The fishing season closed at midnight on Sunday, Feb. 24 for the inland waters of Minnesota. The species closing include walleyes, sauger, northern pike, smallmouth bass and largemouth bass.
Anglers will need to purchase 2019 Minnesota Fishing Licenses to continue fishing on and after March 1.
Anglers can purchase an optional $5 Walleye Stamp if they want to help stock more walleyes in the Bemidji area. For an additional 75 cents, anglers can have the collectible walleye stamp sent to them in the mail.
Trout Stamps are also available for anglers who want to fish trout in Minnesota. Anglers can have the collectible trout stamp sent to them for an additional 75 cents, too.
Trout Stamps cost $10 and support the cost of stocking trout into select streams and lakes in Minnesota. There is some natural reproduction for trout in Minnesota, but most of the small trout lakes are “put and take,” with their populations of trout solely the result of stocking.
Anglers are allowed to fish for trout in lakes until March 31. Anglers are also allowed to fish for crappies, sunfish and perch continuously in Minnesota. There are no closed seasons for species such as whitefish, tullibees and eelpout.
The ice conditions are a sore topic for serious ice anglers in the Bemidji, Leech Lake and Grand Rapids areas.
Many anglers from outside the area make plans to ice fish Minnesota in late February and early March. These dates are very popular for fishing panfish, with some anglers making their reservations more than a year in advance, to be sure they get the dates they want.
Most of the visitors hear the ice conditions are bad in this area before they come, but most don’t fully understand the extent of the problem until they get here and try to get out on the lakes.
Many anglers are just following the roads on the lakes until they find somewhere they want to fish and find a spot they can pull off the road without getting stuck.
Track vehicles and snowmobiles are the best mode of off road travel, but they are far from invincible when it comes to getting stuck in the deep snow and slush.
Some anglers try to follow their GPS to spots they want to fish and end up going off the roads. This is when it starts to get a little dicey, with many of the off road journeys quickly turning into horror stories about getting stuck.
The extended forecast for northern Minnesota is not showing any good chances for significant melting into the first week in March.
The longer it goes into March, the better the chance the meltdown is going to happen suddenly and it is going to get real messy on the lakes in a hurry.
The best bite in the Bemidji area for walleyes has been on Lake of the Woods for the last month or more. This is certainly no secret by the large number of anglers on the lake, even during the weekdays.
Once the season is over for walleyes on the inland lakes on Minnesota, the number of anglers on LOW will increase even more. March is usually a huge month on Lake of the Woods, with anglers extending the ice fishing season for walleyes as long as the weather will allow.
Many anglers on Lake of the Woods are fishing 10 to 16 miles offshore from shore for walleye and sauger.

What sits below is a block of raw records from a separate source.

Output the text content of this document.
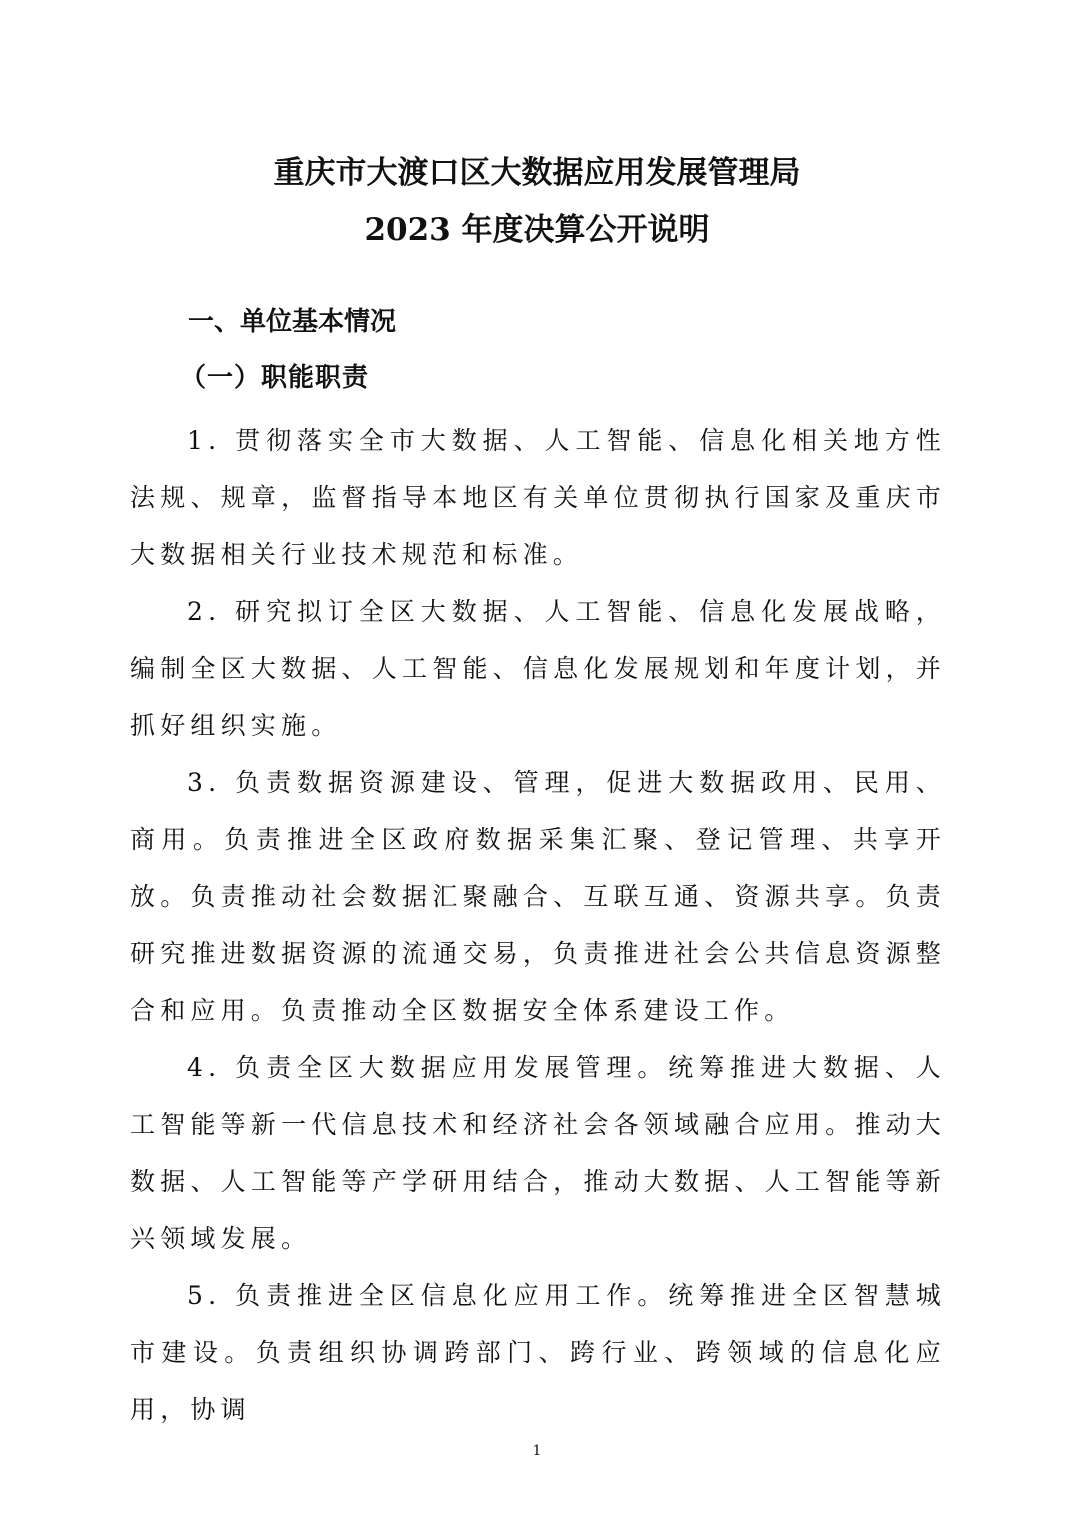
重庆市大渡口区大数据应用发展管理局
2023 年度决算公开说明
一、单位基本情况
（一）职能职责

1. 贯彻落实全市大数据、人工智能、信息化相关地方性法规、规章，监督指导本地区有关单位贯彻执行国家及重庆市大数据相关行业技术规范和标准。

2. 研究拟订全区大数据、人工智能、信息化发展战略，编制全区大数据、人工智能、信息化发展规划和年度计划，并抓好组织实施。

3. 负责数据资源建设、管理，促进大数据政用、民用、商用。负责推进全区政府数据采集汇聚、登记管理、共享开放。负责推动社会数据汇聚融合、互联互通、资源共享。负责研究推进数据资源的流通交易，负责推进社会公共信息资源整合和应用。负责推动全区数据安全体系建设工作。

4. 负责全区大数据应用发展管理。统筹推进大数据、人工智能等新一代信息技术和经济社会各领域融合应用。推动大数据、人工智能等产学研用结合，推动大数据、人工智能等新兴领域发展。

5. 负责推进全区信息化应用工作。统筹推进全区智慧城市建设。负责组织协调跨部门、跨行业、跨领域的信息化应用，协调

1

Anglers are also catching some huge perch, a few large northern pike and an occasional eelpout in many of the same areas.
Glowing or brightly colored UV lures tipped with half an minnow have been the most effective presentation for walleyes and other species.
A few anglers have been using small lipless rattle baits for larger walleyes, especially during the prime hours of the day, when the fish are actively feeding. Hold on tight, because the hits on the rattle baits can be very hard when the fish try to inhale the lures.